Un groupe de passants entra dans le champ de vision de Falco. Ils étaient au moins une bonne dizaine, et marchait d’un pas prompt, probablement pressé d’atteindre leur destination. Le faucon se laissa guider pas son instinct et les rejoignit aussitôt. Sans même les saluer, sans même leur demander comme ils allaient, il leur demanda strictement ce qu’il désirait savoir, d’une voix qui laissait paraître toute la lassitude qui l’habitait.


« Haitun, c’est de quel côté? »

Tous, sans exception, baissèrent leur regard sur le sol, comme si Falco venait de prononcer un mot interdit. L’un des passants se détacha du groupe et répondit d’un ton à la fois navré et inquiet :

« C’est à l’est de la montagne. Par-là… »

L’homme pointa en direction de la Montagne Interdite, avant de rejoindre le petit groupe et de s’en aller aussi prestement. Falco était intrigué… Pourquoi cet homme semblait si nerveux de donner de telles directions? Pourquoi les passants semblaient-ils avoir honte d’entendre le nom d’Haitun? Il n’en avait aucune idée, et cela l’agaçait… Cela l’agaçait à un tel point que pendant l’espace d’un instant, il en oublia presque la catastrophe qui l’avait heurté quelques jours plutôt… Mais comme la peste, des images revinrent aussitôt et il replongea instantanément dans le même et effroyable cauchemar… Un jour, il se vengerait pour les crimes que Cheetah a pu commettre…

La tête basse, Falco retourna auprès du gamin, qui se trouvait exactement au même endroit où il l’avait laissé. Lorsqu’il survint à ses côtés, son regard fut attiré par un énorme saphir que le jouvenceau portait à son cou. Falco se recroquevilla près de lui, contemplant l’amulette. Machinalement, il prit le pendentif dans ses mains et le fit valser entre ses doigts. Les rayons du soleil faisaient miroiter le joyau et le rendaient encore plus beau.


« C’est ma maman qui me l’a donné… Elle dit qu’il me portera toujours chance… »

C’est ironique que tu le portes alors que tu t’égares, pensa Falco. Ayant eu sa réponse, ce dernier laissa glisser la pierre d’entre ses doigts et invita le garçon à se lever debout à son tour, ce qu’il fit sans attendre. Le faucon annonça :

« Alors, on m’a dit que c’était par là.
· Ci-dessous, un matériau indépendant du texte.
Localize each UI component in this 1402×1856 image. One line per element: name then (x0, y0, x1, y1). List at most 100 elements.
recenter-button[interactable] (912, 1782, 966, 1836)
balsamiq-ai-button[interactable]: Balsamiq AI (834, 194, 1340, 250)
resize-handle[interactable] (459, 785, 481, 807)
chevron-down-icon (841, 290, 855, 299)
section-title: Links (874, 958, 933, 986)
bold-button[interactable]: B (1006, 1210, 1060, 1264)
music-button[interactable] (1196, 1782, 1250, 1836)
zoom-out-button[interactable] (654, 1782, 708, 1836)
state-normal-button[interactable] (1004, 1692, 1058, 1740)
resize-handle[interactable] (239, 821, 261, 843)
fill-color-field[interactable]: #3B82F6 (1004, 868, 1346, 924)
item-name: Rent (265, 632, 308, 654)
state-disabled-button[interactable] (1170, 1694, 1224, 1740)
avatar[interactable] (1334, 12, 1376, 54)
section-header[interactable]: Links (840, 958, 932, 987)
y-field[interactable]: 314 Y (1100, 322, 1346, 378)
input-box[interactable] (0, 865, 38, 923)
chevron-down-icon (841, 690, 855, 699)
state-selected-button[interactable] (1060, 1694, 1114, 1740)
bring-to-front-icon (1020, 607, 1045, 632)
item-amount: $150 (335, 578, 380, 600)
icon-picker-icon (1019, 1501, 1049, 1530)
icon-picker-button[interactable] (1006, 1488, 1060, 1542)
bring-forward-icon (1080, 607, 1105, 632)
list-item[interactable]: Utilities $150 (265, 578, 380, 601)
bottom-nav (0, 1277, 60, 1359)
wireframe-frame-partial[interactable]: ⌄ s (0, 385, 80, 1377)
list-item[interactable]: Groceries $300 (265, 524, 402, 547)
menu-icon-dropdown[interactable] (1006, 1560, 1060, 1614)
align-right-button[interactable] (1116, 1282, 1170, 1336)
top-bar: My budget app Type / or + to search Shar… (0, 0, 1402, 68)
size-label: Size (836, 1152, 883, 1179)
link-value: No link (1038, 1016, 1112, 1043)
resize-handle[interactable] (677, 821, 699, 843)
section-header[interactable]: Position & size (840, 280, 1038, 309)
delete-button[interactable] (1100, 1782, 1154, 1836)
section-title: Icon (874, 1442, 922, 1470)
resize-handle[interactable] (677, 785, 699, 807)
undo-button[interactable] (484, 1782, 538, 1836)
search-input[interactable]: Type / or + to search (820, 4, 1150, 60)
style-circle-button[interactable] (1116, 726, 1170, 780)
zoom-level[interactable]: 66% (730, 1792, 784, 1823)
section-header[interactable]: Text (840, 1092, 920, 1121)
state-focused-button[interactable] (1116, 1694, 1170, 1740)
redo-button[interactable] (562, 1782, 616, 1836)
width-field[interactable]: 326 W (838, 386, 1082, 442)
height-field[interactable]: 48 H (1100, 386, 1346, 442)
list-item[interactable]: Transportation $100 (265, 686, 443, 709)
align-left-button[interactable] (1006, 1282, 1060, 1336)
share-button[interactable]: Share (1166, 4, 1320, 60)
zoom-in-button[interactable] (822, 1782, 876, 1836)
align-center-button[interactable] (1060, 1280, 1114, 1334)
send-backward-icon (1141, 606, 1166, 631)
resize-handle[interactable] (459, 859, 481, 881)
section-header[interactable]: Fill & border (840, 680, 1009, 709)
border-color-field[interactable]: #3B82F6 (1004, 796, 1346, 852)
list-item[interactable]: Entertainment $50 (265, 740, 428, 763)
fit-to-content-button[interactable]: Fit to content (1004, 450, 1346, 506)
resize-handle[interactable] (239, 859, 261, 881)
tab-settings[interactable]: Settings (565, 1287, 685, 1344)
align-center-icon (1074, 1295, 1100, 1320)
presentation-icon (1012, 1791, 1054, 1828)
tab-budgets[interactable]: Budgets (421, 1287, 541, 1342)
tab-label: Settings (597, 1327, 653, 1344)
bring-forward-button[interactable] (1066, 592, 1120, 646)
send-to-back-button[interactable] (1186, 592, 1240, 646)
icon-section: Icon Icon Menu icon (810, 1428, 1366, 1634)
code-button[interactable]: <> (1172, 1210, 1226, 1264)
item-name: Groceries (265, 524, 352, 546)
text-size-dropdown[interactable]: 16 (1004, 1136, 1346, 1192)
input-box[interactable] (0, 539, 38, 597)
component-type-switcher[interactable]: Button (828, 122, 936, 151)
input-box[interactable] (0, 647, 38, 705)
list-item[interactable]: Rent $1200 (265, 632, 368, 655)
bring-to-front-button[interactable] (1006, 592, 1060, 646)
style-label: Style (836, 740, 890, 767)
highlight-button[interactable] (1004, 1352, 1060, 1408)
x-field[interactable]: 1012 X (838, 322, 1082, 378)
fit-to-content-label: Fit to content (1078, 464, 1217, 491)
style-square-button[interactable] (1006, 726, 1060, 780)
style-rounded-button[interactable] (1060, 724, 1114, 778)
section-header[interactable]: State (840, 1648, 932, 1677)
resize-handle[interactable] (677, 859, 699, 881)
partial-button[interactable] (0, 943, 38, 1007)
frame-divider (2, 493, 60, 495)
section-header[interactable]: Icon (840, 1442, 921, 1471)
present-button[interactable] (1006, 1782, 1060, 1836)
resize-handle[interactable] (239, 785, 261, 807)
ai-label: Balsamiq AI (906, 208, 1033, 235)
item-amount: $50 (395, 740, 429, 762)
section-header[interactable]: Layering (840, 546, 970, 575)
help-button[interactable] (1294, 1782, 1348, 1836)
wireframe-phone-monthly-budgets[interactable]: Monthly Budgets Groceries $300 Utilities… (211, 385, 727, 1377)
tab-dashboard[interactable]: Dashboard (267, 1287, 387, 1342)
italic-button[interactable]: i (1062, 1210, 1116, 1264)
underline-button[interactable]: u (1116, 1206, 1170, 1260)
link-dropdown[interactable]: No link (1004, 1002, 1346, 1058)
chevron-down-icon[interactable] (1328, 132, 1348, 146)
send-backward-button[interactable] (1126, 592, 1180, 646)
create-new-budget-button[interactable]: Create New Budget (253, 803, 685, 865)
Viens gamin, on n’a pas de temps à perdre. »

« On pourra y aller en volant? »

Le visage de Falco s’orna d’un délicat sourire.

« Non, je ne peux pas voler… Je ne suis pas un oiseau comme les autres. »

« … T’es bizarre, toi. T’es vraiment un drôle d’oiseau. »

Pour la première fois depuis bien longtemps, Falco laissa échapper quelques rires sincères et chaleureux. Le jouvenceau, amusé par tout cela, l’imita aussitôt, et tous d’eux s’esclaffèrent plusieurs secondes pour une raison qu’ils ignoraient. Pour tout dire, cette mésaventure semblait lui faire tout le bien du monde, d’autant plus que cela lui permettait d’oublier pendant quelques moments cette effroyable histoire… Il l’oubliait superficiellement, certes, mais il parvenait tout de même à l’oublier un peu… Même si ce récit était clairement inoubliable… Soit.